• Updating .Htacces file based on Apache log files

    I am still seeing massive amounts of referal traffic hitting my site, eating up my bandwidth.. I did not get time to update my .htaccess file for the last 2 days.. and within the last 24 hours I have had more than 6000 hits, generating in almost 24.000 pageviews… Generating more than 1 GB worth of traffic (So at that speed I will reach my 10 GB limit soon)

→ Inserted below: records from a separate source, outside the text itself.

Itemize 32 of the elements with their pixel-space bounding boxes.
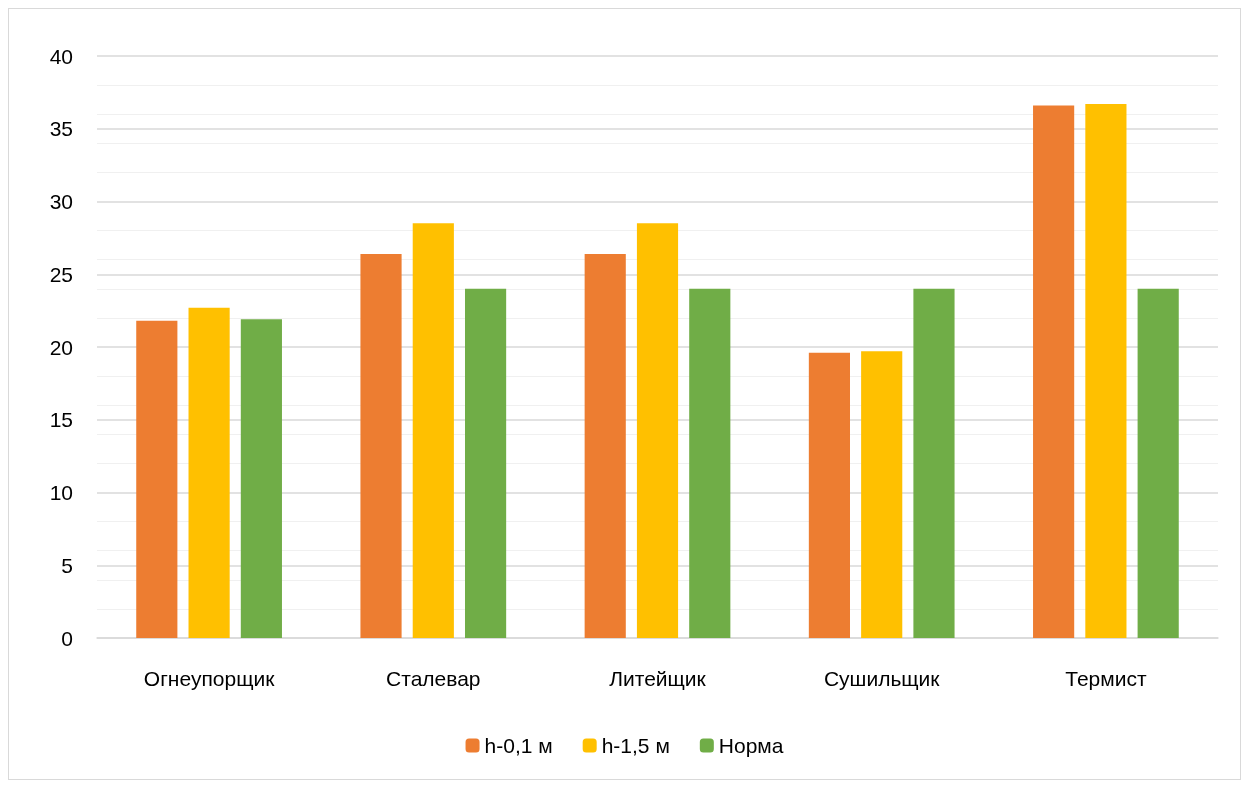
bar [240,319,282,638]
y-tick-label: 40 [49,44,73,68]
bar [584,253,626,638]
bar [913,288,955,638]
bar [465,288,507,638]
y-tick-label: 20 [49,335,73,359]
y-tick-label: 15 [49,408,73,432]
bar [136,320,178,638]
x-tick-label: Сушильщик [823,667,941,690]
bar [636,223,679,638]
bar [412,223,454,638]
y-tick-label: 35 [49,117,73,141]
bar [1033,105,1075,638]
bar [188,307,230,638]
x-tick-label: Термист [1065,667,1147,690]
x-tick-label: Сталевар [386,667,481,690]
bar [808,352,850,638]
bar [861,351,903,638]
y-tick-label: 25 [49,262,73,286]
legend-label: h-0,1 м [484,734,553,757]
bar [1085,104,1127,638]
x-tick-label: Огнеупорщик [143,667,276,690]
bar [689,288,731,638]
legend-label: h-1,5 м [601,734,670,757]
legend-label: Норма [718,734,784,757]
y-tick-label: 10 [49,481,73,504]
y-tick-label: 30 [49,190,73,213]
x-tick-label: Литейщик [609,667,707,690]
bar [360,253,402,638]
y-tick-label: 0 [61,626,73,650]
y-tick-label: 5 [61,553,73,577]
bar [1137,288,1179,638]
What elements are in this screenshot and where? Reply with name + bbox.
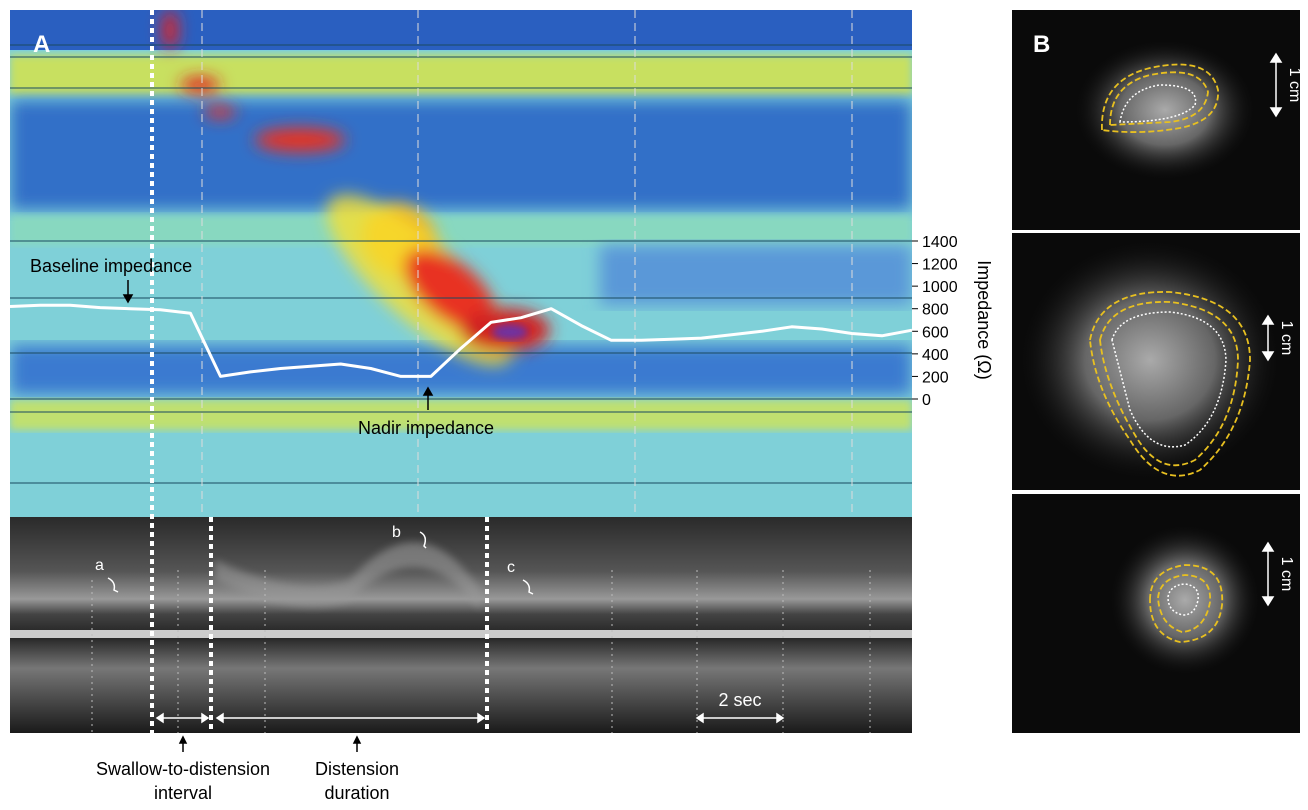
panel-label: A [33, 31, 50, 58]
ultrasound-mmode [10, 517, 912, 733]
event-markers [150, 10, 489, 733]
annotation: 2 sec [718, 690, 761, 710]
interval-label: Distension [315, 759, 399, 779]
y-tick-label: 0 [922, 392, 931, 409]
y-tick-label: 1200 [922, 257, 958, 274]
letter-arrows [107, 531, 534, 595]
y-tick-label: 400 [922, 347, 949, 364]
annotation: Nadir impedance [358, 418, 494, 438]
annotation: c [507, 559, 515, 576]
y-tick-label: 1000 [922, 279, 958, 296]
y-tick-label: 200 [922, 369, 949, 386]
annotation: b [392, 524, 401, 541]
annotation: Baseline impedance [30, 256, 192, 276]
y-tick-label: 600 [922, 324, 949, 341]
annotation: a [95, 557, 104, 574]
scale-label: 1 cm [1286, 68, 1303, 103]
interval-label: interval [154, 783, 212, 803]
y-tick-label: 800 [922, 302, 949, 319]
scale-label: 1 cm [1278, 557, 1295, 592]
scale-label: 1 cm [1278, 321, 1295, 356]
panel-b: B 1 cm 1 cm 1 cm [1012, 10, 1303, 733]
interval-arrows [155, 712, 785, 724]
pointer-arrows [122, 280, 434, 752]
y-tick-label: 1400 [922, 234, 958, 251]
impedance-map [10, 10, 912, 517]
axis-title: Impedance (Ω) [974, 260, 994, 380]
panel-label: B [1033, 31, 1050, 58]
interval-label: Swallow-to-distension [96, 759, 270, 779]
interval-label: duration [324, 783, 389, 803]
impedance-trace [9, 303, 913, 378]
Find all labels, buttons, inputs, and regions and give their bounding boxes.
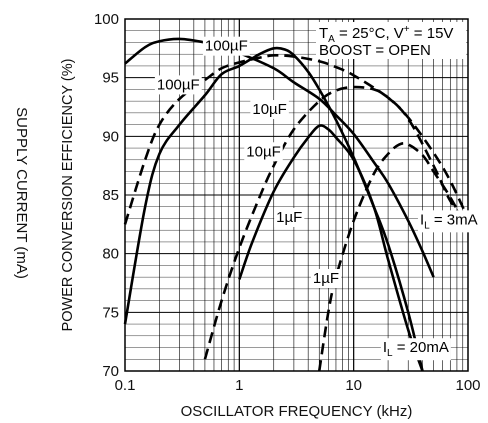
y-tick-label: 90: [102, 128, 119, 145]
curve-label-lbl-1-solid: 1µF: [276, 209, 302, 226]
y-tick-label: 95: [102, 70, 119, 87]
curve-label-lbl-1-dash: 1µF: [313, 270, 339, 287]
curve-label-background: [244, 142, 283, 162]
y-tick-label: 70: [102, 363, 119, 380]
x-tick-label: 1: [235, 377, 243, 394]
tick-labels: 0.1 1 10 100 70 75 80 85 90 95 100: [94, 11, 481, 394]
curve-label-background: [380, 338, 451, 361]
curve-label-lbl-il20: IL = 20mA: [383, 339, 449, 359]
curve-label-background: [274, 207, 305, 227]
curve-label-lbl-100-dash: 100µF: [157, 76, 200, 93]
grid: [124, 18, 469, 372]
series-line-5: [317, 142, 470, 372]
curve-label-lbl-il3: IL = 3mA: [420, 211, 478, 231]
conditions-line-2: BOOST = OPEN: [319, 42, 431, 59]
conditions-line-1: TA = 25°C, V+ = 15V: [319, 24, 453, 45]
curve-label-background: [202, 36, 250, 56]
curve-label-lbl-10-solid: 10µF: [252, 101, 286, 118]
curve-label-background: [154, 75, 202, 95]
label-part: I: [383, 339, 387, 356]
cond-temp: = 25°C, V: [335, 25, 404, 42]
secondary-y-axis-label: SUPPLY CURRENT (mA): [13, 107, 30, 279]
x-tick-label: 10: [345, 377, 362, 394]
label-part: = 20mA: [393, 339, 449, 356]
series-line-3: [203, 85, 470, 360]
curve-label-background: [250, 100, 289, 120]
conditions-background: [316, 22, 466, 59]
y-tick-label: 100: [94, 11, 119, 28]
y-tick-label: 85: [102, 187, 119, 204]
series-line-0: [124, 37, 435, 278]
label-part: I: [420, 211, 424, 228]
plot-frame: [124, 18, 469, 372]
label-subscript: L: [387, 348, 393, 359]
x-tick-label: 100: [455, 377, 480, 394]
y-tick-label: 80: [102, 246, 119, 263]
series-line-4: [238, 124, 424, 372]
y-axis-label: POWER CONVERSION EFFICIENCY (%): [60, 59, 76, 332]
cond-vplus: +: [404, 24, 410, 35]
label-part: = 3mA: [430, 211, 478, 228]
cond-t-sub: A: [328, 34, 335, 45]
y-tick-label: 75: [102, 304, 119, 321]
label-subscript: L: [424, 220, 430, 231]
conditions-box: TA = 25°C, V+ = 15V BOOST = OPEN: [316, 22, 466, 59]
cond-volt: = 15V: [410, 25, 454, 42]
x-tick-label: 0.1: [115, 377, 136, 394]
x-axis-label: OSCILLATOR FREQUENCY (kHz): [181, 403, 413, 420]
curve-label-background: [310, 269, 342, 288]
curve-label-lbl-100-solid: 100µF: [205, 38, 248, 55]
cond-t: T: [319, 25, 328, 42]
curve-label-background: [417, 210, 480, 233]
curve-label-lbl-10-dash: 10µF: [246, 143, 281, 160]
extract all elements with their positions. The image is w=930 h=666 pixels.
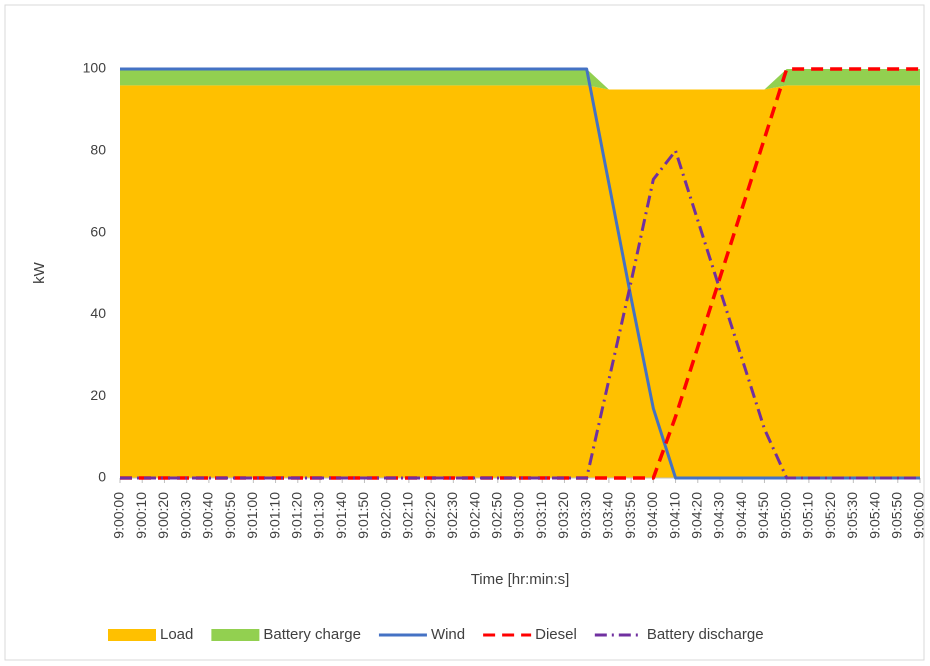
x-tick-label: 9:02:30 <box>444 492 460 539</box>
legend-label: Battery discharge <box>647 626 764 643</box>
x-tick-label: 9:05:50 <box>888 492 904 539</box>
x-tick-label: 9:01:20 <box>288 492 304 539</box>
x-tick-label: 9:05:20 <box>822 492 838 539</box>
y-tick-label: 60 <box>90 223 106 239</box>
x-tick-label: 9:02:20 <box>422 492 438 539</box>
x-tick-label: 9:01:10 <box>266 492 282 539</box>
x-tick-label: 9:01:30 <box>311 492 327 539</box>
legend-swatch <box>211 629 260 641</box>
x-tick-label: 9:04:50 <box>755 492 771 539</box>
x-tick-label: 9:00:20 <box>155 492 171 539</box>
x-tick-label: 9:05:10 <box>800 492 816 539</box>
x-tick-label: 9:05:40 <box>866 492 882 539</box>
y-tick-label: 0 <box>98 469 106 485</box>
x-tick-label: 9:01:50 <box>355 492 371 539</box>
x-tick-label: 9:04:10 <box>666 492 682 539</box>
x-tick-label: 9:04:00 <box>644 492 660 539</box>
y-tick-label: 80 <box>90 142 106 158</box>
x-tick-label: 9:03:50 <box>622 492 638 539</box>
legend: Load Battery charge Wind Diesel Battery disc… <box>108 626 764 643</box>
legend-label: Wind <box>431 626 465 643</box>
x-tick-label: 9:04:40 <box>733 492 749 539</box>
legend-label: Battery charge <box>263 626 361 643</box>
x-tick-label: 9:03:20 <box>555 492 571 539</box>
y-tick-label: 100 <box>83 60 107 76</box>
legend-label: Diesel <box>535 626 577 643</box>
x-tick-label: 9:00:10 <box>133 492 149 539</box>
x-tick-label: 9:01:40 <box>333 492 349 539</box>
x-tick-label: 9:02:10 <box>400 492 416 539</box>
x-tick-label: 9:05:30 <box>844 492 860 539</box>
x-tick-label: 9:02:00 <box>377 492 393 539</box>
x-axis-label: Time [hr:min:s] <box>471 571 570 588</box>
legend-swatch <box>108 629 156 641</box>
x-tick-label: 9:00:30 <box>177 492 193 539</box>
x-tick-label: 9:06:00 <box>911 492 927 539</box>
x-tick-label: 9:03:00 <box>511 492 527 539</box>
y-axis-label: kW <box>31 261 48 284</box>
x-tick-label: 9:00:40 <box>200 492 216 539</box>
y-tick-label: 20 <box>90 387 106 403</box>
x-tick-label: 9:00:50 <box>222 492 238 539</box>
line <box>120 149 920 480</box>
x-tick-label: 9:03:40 <box>600 492 616 539</box>
x-tick-label: 9:04:30 <box>711 492 727 539</box>
x-tick-label: 9:02:40 <box>466 492 482 539</box>
y-tick-label: 40 <box>90 305 106 321</box>
line <box>120 67 920 480</box>
x-tick-label: 9:01:00 <box>244 492 260 539</box>
legend-label: Load <box>160 626 193 643</box>
area <box>120 69 920 90</box>
x-tick-label: 9:03:30 <box>577 492 593 539</box>
x-tick-label: 9:03:10 <box>533 492 549 539</box>
x-tick-label: 9:04:20 <box>688 492 704 539</box>
x-tick-label: 9:02:50 <box>488 492 504 539</box>
x-tick-label: 9:00:00 <box>111 492 127 539</box>
x-tick-label: 9:05:00 <box>777 492 793 539</box>
area <box>120 85 920 479</box>
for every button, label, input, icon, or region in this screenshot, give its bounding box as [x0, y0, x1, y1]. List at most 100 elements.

    Looking through the Apache logs, figuring out which sites I get most referral traffic from, getting the hostnames, transforming them into a format that can be used by the Apache rewrite engine in the .htaccess file has been time consuming. So I decided that some powershell magic, might speed up the process a bit.

    [ps]
    function Select-FileDialog
    {
    param(
    [string]$Title,
    [string]$Directory,
    [string]$Filter="All Files (*.*)|*.*")
    [System.Reflection.Assembly]::LoadWithPartialName("System.Windows.Forms") | Out-Null
    $objForm = New-Object System.Windows.Forms.OpenFileDialog
    $objForm.InitialDirectory = $Directory
    $objForm.Filter = $Filter
    $objForm.Title = $Title
    $Show = $objForm.ShowDialog()
    If ($Show -eq "OK")
    {
    Return $objForm.FileName
    }
    Else
    {
    Write-Error "Operation cancelled by user."
    }
    }

    #Function to create the http rewrite rules.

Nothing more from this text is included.